A.N.V. já havia sido indiciado em outro processo criminal relativo à prática de calúnia contra um morador. Contudo, a vítima não quis dar prosseguimento na ação e preferiu apenas prestar queixa-crime contra o difamador.

A primeira audiência que é de conciliação chegou a ser marcada em junho deste ano, mas teve êxito porque nenhuma das partes compareceu no Fórum da Comarca, cabendo ao juiz suspender a tentativa de ação.

Comprovado a série de agressões e maus-tratos, o homem poderá responder pela prática de lesão corporal podendo ser condenado de três meses a 1 ano de prisão em regime fechado. 

Mato Grosso registrou 230 casos de violência contra idosos

Em junho deste ano a Secretaria de Estado de Justiça e Direitos Humanos (Sejudh-MT) divulgou um levantamento apontando que em Mato Grosso foram registrados 230 denúncias de violência contra a pessoa idosa.

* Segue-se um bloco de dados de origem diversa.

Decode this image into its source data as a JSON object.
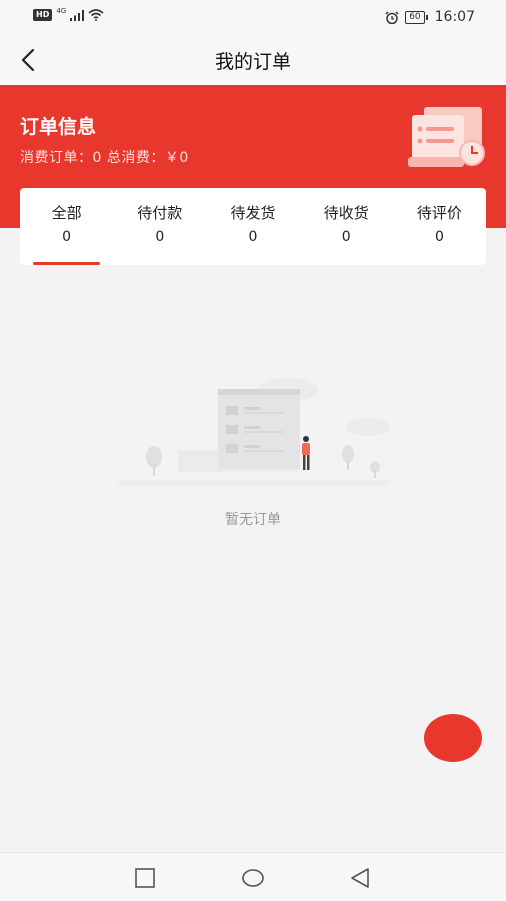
{
  "status_bar": {
    "hd": "HD",
    "network": "4G",
    "battery": "60",
    "time": "16:07"
  },
  "nav": {
    "title": "我的订单"
  },
  "header": {
    "title": "订单信息",
    "subtitle": "消费订单：0 总消费：￥0"
  },
  "tabs": [
    {
      "label": "全部",
      "count": "0",
      "active": true
    },
    {
      "label": "待付款",
      "count": "0"
    },
    {
      "label": "待发货",
      "count": "0"
    },
    {
      "label": "待收货",
      "count": "0"
    },
    {
      "label": "待评价",
      "count": "0"
    }
  ],
  "empty": {
    "text": "暂无订单"
  },
  "colors": {
    "accent": "#e8372c",
    "background": "#f3f3f3"
  },
  "icons": {
    "back": "chevron-left-icon",
    "square": "recent-apps-icon",
    "circle": "home-icon",
    "triangle": "back-triangle-icon"
  }
}
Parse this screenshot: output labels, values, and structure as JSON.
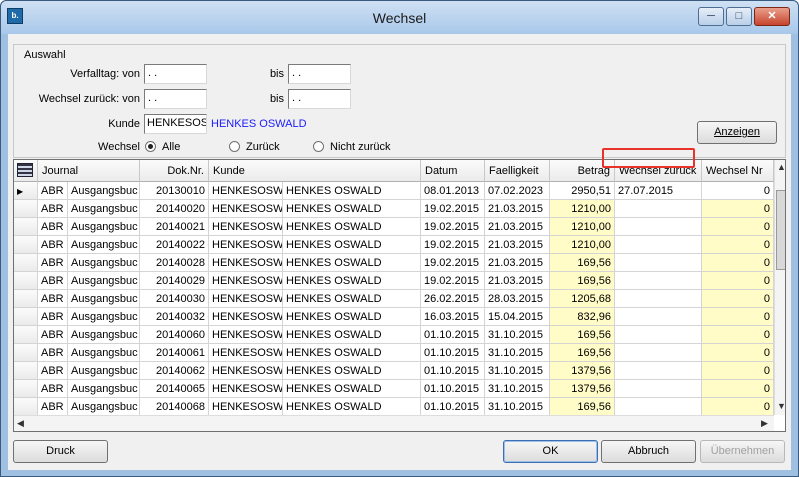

Muitos desses casos passam pela rede pública de saúde a partir do atendimento da vítima em uma policlínica, Posto de Saúde da Família (PSF), pronto-socorro ou hospital.

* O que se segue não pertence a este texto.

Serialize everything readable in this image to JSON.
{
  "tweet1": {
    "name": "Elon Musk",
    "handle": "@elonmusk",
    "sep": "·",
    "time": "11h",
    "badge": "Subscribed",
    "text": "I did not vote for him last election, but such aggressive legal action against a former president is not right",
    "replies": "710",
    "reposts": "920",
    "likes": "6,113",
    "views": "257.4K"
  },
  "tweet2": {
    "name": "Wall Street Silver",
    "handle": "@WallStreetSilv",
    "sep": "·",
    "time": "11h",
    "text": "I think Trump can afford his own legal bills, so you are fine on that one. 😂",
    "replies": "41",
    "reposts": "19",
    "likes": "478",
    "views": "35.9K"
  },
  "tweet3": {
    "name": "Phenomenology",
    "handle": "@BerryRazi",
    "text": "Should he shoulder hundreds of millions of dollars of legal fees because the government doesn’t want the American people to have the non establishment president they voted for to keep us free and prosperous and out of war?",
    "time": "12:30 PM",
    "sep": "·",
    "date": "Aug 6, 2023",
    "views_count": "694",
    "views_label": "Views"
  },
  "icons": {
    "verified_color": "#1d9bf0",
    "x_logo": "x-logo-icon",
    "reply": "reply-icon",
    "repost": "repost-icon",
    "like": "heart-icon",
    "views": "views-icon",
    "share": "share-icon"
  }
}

Para Mato Grosso, segundo estimativa do IBGE (2000-2030), em 2016 o número de idosos residentes no estado era aproximadamente 330.000 (10% da população), e em 2030, a projeção é que o estado contará com uma população idosa de aproximadamente de 600.000 indivíduos (17% da população).

A Coordenadoria de Ações Programáticas e Estratégicas da secretaria de Estado de Saúde (COAPRE/SES/MT) alerta que os casos de violência contra o idoso devem ser notificados, sejam suspeitos ou confirmados, de violência doméstica, intrafamiliar (física, psicológica, moral, financeiro ou econômico, negligência, abandono), sexual, autoprovocada, tráfico de pessoas, trabalho escravo, tortura, intervenção legal contra mulheres e homens em todas as idades. No caso da população idosa a violência extrafamiliar, ou seja, a comunitária também é objeto de notificação obrigatória.

Os municípios com maiores registros são: Sinop, com 18,1%; em segundo lugar Juína com 12,1%; e empatados estão Guarantã do Norte e Cuiabá com 10,1% dos casos registrados. Os tipos de violências mais frequentes são: física com 58% e, em segundo lugar, a violência psicológica com 27,7% dos registros. Entre os agressores o desconhecido aparece em primeiro lugar com 21,2%; depois o filho com 13,1% e, em terceiro, aparece o cônjuge com 8,1% dos casos.